More aggressive stance
Analysts say that after several years of relative restraint, with a limited number of missile launches and the last nuclear test five years ago, North Korea may be returning to a more aggressive stance towards its rivals.
Events in other parts of the world will not have been overlooked in Pyongyang.
North Korean missile launch a “nuclear attack simulation”
“North Korea has learned lessons from what we see happening in Ukraine,” said Dan Pinkston, a professor of international relations at the Seoul campus of Troy University.
“They can clearly see the utility and importance of having a nuclear weapons capability as Russia is using them in Ukraine as a deterrent to a NATO attack, but while they can be very effective in deterring enemies, nuclear weapons are not effective at all in compelling an enemy to do something,” he told DW.
“The North’s political objectives have been pretty consistent over time and they remain the same today,” Pinkston pointed out. “Fundamentally, North Korea says it is still fighting the revolution and will continue to do so until it has ‘final victory,’ which would be a united peninsula under North Korean control.”
Most immediately, it is exerting pressure to seek the lifting of international sanctions imposed on the regime for its nuclear and ballistic missile programs, as well as to be recognized as a nuclear power, Pinkston said, stressing that Pyongyang clearly believes — rightly or wrongly — that such recognition would bestow prestige and respect on the regime.
“Over the longer term, it wants to terminate US security alliances in the region, particularly with South Korea and Japan, and for US forces to leave northeast Asia.”
‘Show of force’
Min Tae-eun, a research fellow at the Korea Institute for National Unification in Seoul, agrees that the recent missile launches and other military drills were designed to be a “show of force” to the US and South Korea, as well as a demonstration of national might to a domestic audience.
But it goes beyond that, she believes.
“They are not simply sending a message to the international community; this is an expression that they are a nuclear weapons state, and that is more serious,” she said.
“They have the confidence to say they are a nuclear weapons state and that even if the international community will not give them that recognition, they are still going their own way.”
Min stressed that it is important to identify the ways in which the North changes its behavior in the international arena over the longer term.

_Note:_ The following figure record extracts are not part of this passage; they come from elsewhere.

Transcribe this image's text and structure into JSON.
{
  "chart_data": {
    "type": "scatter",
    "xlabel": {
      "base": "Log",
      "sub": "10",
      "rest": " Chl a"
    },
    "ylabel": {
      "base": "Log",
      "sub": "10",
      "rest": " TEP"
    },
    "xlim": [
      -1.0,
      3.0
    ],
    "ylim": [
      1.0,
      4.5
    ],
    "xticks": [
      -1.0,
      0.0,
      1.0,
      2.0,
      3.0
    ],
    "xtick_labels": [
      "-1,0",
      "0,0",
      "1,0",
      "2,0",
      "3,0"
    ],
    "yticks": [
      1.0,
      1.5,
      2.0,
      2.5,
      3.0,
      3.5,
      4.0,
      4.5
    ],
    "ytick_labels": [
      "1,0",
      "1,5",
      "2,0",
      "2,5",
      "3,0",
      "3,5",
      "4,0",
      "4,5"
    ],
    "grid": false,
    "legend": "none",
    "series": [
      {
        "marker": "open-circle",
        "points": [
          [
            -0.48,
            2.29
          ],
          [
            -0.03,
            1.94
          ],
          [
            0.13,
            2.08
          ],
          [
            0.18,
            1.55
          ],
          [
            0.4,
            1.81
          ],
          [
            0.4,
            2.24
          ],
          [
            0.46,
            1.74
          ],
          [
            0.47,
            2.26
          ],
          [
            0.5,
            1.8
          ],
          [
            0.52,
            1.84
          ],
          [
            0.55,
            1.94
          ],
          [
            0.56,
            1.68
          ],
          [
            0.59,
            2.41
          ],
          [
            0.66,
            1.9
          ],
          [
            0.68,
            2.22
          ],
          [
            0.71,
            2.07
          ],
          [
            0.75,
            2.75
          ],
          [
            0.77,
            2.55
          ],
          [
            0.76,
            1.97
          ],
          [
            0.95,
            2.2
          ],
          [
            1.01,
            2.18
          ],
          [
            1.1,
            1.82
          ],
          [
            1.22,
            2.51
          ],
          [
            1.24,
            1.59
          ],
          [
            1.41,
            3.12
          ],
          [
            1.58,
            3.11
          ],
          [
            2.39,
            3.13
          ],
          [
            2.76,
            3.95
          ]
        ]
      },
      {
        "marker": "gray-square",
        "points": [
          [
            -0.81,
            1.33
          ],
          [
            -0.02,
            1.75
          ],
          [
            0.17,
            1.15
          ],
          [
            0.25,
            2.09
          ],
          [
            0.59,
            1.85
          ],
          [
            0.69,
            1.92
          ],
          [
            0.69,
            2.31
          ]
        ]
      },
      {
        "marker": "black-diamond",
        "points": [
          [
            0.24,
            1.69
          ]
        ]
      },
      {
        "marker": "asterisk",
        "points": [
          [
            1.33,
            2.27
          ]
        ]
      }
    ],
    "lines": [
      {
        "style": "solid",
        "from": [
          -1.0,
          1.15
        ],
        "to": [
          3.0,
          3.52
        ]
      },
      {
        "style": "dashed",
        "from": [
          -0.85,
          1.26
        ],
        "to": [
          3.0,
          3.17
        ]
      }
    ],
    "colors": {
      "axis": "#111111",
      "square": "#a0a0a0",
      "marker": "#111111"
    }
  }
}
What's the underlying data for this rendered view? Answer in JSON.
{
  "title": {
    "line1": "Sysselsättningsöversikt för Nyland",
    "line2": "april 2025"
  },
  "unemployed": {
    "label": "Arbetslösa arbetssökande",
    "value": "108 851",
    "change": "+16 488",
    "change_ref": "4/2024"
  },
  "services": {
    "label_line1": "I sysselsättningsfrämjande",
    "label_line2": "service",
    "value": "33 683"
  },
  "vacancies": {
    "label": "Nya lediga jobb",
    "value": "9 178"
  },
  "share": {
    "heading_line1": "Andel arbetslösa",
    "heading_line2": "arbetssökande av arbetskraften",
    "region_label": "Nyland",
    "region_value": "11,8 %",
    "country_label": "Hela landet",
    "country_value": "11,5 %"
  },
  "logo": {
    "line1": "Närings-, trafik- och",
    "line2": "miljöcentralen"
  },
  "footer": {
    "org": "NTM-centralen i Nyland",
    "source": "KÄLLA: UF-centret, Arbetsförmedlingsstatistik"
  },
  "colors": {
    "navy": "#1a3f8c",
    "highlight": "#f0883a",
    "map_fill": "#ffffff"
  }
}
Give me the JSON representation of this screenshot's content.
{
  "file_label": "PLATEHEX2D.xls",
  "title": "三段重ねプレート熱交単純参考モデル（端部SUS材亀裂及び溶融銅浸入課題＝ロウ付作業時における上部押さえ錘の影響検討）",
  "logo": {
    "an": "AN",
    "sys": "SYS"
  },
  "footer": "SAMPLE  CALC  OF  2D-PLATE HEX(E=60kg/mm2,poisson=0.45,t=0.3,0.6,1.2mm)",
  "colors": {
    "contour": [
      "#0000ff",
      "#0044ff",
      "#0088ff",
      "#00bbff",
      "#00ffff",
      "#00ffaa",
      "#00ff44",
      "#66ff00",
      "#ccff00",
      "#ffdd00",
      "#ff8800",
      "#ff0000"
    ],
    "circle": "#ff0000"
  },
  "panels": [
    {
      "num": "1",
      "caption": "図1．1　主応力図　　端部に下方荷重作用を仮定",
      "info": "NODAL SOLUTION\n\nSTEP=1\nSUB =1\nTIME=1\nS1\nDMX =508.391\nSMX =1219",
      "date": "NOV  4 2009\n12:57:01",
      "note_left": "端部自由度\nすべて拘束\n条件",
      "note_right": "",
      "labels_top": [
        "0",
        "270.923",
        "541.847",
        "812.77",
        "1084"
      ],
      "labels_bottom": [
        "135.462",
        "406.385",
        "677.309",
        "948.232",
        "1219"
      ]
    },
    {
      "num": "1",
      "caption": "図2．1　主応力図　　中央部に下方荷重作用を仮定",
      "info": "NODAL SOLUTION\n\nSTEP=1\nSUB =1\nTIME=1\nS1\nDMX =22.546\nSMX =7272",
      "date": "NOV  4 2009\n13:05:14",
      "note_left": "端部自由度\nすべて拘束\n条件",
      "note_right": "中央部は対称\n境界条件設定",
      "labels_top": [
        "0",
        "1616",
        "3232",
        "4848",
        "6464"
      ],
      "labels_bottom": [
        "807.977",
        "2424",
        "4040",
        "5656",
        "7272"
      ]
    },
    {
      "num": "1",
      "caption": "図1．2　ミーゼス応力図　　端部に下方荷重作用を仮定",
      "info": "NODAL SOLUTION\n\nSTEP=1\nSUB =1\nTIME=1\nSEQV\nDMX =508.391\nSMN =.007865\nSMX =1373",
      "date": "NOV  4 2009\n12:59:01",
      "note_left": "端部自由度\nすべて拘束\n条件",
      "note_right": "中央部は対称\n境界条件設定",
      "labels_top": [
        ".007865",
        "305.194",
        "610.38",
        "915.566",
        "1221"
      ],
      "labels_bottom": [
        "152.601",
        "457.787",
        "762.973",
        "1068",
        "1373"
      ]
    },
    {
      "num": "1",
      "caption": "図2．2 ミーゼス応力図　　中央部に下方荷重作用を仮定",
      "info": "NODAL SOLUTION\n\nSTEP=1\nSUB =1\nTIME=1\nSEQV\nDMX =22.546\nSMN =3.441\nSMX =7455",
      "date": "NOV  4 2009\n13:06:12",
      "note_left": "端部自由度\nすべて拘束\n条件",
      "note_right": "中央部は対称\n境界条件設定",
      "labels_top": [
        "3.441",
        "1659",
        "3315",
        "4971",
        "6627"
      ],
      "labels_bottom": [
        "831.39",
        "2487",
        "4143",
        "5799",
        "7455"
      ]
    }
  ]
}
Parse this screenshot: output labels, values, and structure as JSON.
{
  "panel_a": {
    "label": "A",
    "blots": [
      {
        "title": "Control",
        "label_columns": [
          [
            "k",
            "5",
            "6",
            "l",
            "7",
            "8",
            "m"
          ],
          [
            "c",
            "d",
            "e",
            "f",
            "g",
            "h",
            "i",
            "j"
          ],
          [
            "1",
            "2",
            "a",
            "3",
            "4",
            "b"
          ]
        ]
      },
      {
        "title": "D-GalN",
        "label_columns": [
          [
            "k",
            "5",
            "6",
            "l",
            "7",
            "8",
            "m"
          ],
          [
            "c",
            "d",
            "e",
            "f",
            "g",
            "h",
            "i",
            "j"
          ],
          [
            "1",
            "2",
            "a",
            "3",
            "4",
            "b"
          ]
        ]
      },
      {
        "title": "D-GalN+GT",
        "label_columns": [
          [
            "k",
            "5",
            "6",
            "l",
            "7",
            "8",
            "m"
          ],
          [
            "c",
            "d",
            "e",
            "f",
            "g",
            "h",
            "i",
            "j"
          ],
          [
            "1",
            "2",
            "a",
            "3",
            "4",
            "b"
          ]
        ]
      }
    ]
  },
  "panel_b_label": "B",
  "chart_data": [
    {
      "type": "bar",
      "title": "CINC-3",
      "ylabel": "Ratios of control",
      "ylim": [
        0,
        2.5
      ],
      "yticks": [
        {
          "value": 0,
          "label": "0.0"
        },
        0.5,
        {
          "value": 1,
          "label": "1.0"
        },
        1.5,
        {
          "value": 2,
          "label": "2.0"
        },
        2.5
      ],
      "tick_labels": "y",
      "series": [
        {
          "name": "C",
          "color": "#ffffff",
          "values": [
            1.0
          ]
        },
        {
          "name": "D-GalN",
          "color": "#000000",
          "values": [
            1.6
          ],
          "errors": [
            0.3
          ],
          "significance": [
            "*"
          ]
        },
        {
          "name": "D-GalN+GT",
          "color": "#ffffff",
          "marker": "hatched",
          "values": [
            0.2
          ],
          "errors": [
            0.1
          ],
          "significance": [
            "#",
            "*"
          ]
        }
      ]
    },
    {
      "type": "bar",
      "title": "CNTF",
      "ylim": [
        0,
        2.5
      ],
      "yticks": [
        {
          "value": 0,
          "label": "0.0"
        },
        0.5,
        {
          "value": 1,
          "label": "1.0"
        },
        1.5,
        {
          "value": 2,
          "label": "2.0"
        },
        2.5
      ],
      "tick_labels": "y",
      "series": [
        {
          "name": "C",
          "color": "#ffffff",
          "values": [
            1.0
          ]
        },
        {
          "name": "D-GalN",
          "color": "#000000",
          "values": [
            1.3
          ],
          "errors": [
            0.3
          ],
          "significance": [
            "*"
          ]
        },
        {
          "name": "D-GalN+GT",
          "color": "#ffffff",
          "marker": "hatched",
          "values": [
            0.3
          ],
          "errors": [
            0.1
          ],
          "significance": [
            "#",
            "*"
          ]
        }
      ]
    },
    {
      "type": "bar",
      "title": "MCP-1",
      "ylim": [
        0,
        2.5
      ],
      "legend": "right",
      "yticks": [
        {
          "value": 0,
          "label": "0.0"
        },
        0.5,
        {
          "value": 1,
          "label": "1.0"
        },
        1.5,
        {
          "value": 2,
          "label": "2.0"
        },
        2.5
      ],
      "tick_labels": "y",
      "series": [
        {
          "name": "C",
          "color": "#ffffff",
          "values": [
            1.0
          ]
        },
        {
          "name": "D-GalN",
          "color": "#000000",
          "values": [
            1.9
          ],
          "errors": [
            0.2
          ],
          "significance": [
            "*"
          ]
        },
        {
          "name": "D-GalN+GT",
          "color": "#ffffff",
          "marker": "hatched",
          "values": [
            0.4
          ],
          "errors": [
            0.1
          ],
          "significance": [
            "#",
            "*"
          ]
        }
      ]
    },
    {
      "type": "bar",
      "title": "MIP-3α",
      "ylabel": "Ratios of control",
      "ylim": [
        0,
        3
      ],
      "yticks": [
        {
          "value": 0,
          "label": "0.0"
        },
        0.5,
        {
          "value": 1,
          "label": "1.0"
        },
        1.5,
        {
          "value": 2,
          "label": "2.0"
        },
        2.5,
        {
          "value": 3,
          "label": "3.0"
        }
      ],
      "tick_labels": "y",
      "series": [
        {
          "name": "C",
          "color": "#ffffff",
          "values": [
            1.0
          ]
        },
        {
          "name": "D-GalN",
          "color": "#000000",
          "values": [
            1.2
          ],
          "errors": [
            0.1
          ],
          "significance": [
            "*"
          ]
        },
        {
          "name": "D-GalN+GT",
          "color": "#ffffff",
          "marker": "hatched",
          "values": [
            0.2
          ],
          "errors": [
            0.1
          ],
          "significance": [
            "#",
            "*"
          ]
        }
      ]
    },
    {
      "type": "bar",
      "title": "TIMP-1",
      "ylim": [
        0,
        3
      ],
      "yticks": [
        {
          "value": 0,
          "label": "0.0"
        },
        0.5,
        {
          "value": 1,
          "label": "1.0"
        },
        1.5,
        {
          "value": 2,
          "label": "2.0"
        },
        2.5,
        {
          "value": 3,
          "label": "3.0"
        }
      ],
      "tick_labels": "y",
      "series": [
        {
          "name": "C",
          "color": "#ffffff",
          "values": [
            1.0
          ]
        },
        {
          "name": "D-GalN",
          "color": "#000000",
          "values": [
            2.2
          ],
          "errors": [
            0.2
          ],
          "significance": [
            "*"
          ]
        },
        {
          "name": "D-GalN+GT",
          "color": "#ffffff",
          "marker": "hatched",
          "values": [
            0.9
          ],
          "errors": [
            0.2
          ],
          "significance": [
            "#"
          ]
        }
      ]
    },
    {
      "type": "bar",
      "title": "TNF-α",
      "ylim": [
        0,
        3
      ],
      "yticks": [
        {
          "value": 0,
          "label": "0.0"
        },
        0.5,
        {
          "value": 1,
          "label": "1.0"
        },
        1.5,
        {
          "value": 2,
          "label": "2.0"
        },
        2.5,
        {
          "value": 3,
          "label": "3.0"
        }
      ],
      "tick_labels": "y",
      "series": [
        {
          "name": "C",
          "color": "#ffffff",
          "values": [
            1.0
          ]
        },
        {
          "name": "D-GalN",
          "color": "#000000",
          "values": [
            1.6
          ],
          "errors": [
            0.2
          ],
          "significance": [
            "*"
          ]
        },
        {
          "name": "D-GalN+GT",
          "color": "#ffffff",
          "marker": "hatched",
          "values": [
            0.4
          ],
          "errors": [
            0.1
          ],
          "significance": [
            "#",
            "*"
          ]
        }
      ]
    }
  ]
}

“The US and South Korea have no viable options for changing North Korea at the moment and I think we can say that international sanctions have been a failure,” she said. “What can Washington or Seoul do when the next nuclear test happens?”
Resolve not weakening
Pinkston noted that far from weakening resolve in the region, North Korea’s recent bombast has had the opposite effect. In addition to more multilateral military exercises, including the deployment earlier this month of German fighter jets to carry out drills with their Japanese counterparts, Kim’s aggression has served to bring South Korea and Japan closer together.
Two years ago, the governments in Seoul and Tokyo were hardly on speaking terms and there was little prospect of security cooperation, but warships from the two nations’ navies have this month taken part in anti-submarine warfare drills with the US.
That new-found willingness to cooperate is in part a result of the growing threat posed by North Korea, as well as the growing awareness that China has more territorial ambitions in the region. Events in Ukraine also show that peace cannot be taken for granted.
“But, when it comes down to it, the North’s nuclear threat is empty,” Pinkston said. “If Kim ever gave the order to carry out a nuclear attack, it would be suicide. The only value those weapons have is as a deterrent to an attack, and I do not see any other country planning to attack North Korea.”